Bounding of integrals by asymptotics

We establish integrability of f from f = O(g).

Main results

• Asymptotics.IsBigO.integrableAtFilter: If f = O[l] g on measurably generated l, f is strongly measurable at l, and g is integrable at l, then f is integrable at l.

theorem Asymptotics.IsBigO.integrableAtFilter {α : Type u_1} {E : Type u_2} {F : Type u_3} [MeasurableSpace α] [NormedAddCommGroup E] [NormedAddCommGroup F] {f : α → E} {g : α → F} {μ : MeasureTheory.Measure α} {l : Filter α} [Filter.IsMeasurablyGenerated l] (hf : f =O[l] g) (hfm : StronglyMeasurableAtFilter f l μ) (hg : MeasureTheory.IntegrableAtFilter g l μ) : MeasureTheory.IntegrableAtFilter f l μ

If f = O[l] g on measurably generated l, f is strongly measurable at l, and g is integrable at l, then f is integrable at l.
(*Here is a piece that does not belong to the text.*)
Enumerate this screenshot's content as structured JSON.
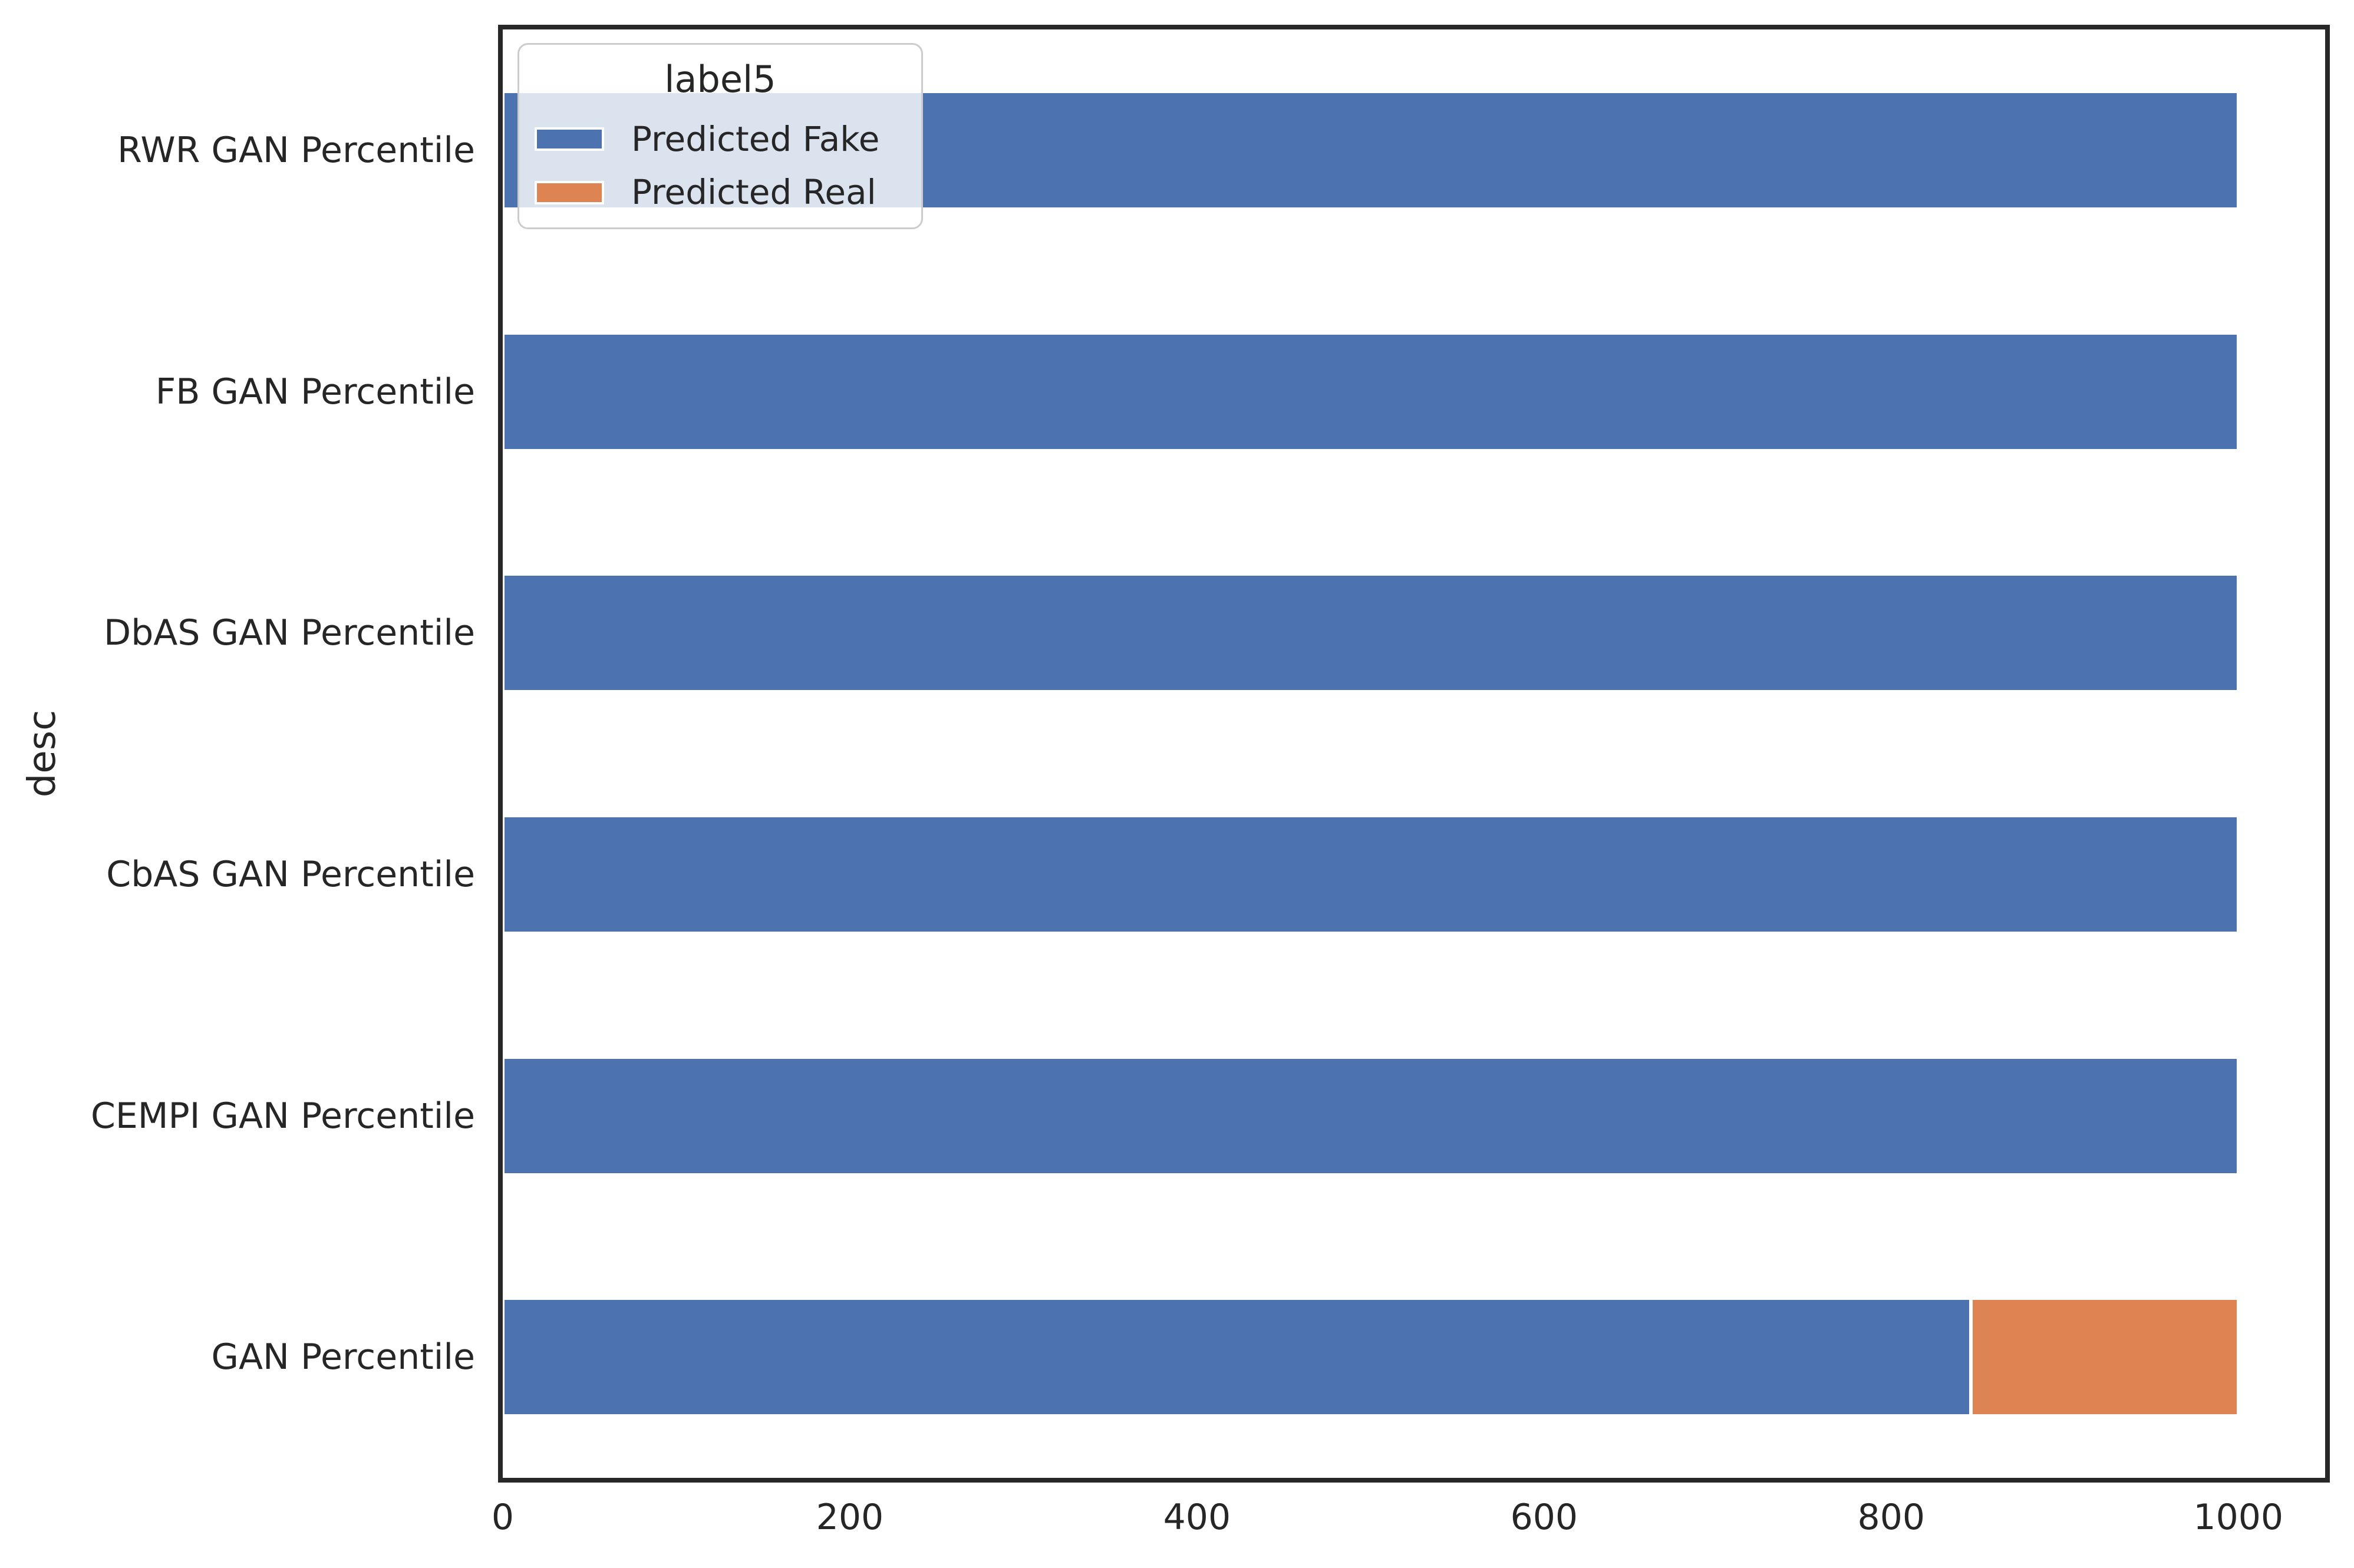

theorem Asymptotics.IsBigO.integrable {α : Type u_1} {E : Type u_2} {F : Type u_3} [MeasurableSpace α] [NormedAddCommGroup E] [NormedAddCommGroup F] {f : α → E} {g : α → F} {μ : MeasureTheory.Measure α} (hfm : MeasureTheory.AEStronglyMeasurable f μ) (hf : f =O[⊤] g) (hg : MeasureTheory.Integrable g μ) : MeasureTheory.Integrable f μ

Variant of MeasureTheory.Integrable.mono taking f =O[⊤] (g) instead of ‖f(x)‖ ≤ ‖g(x)‖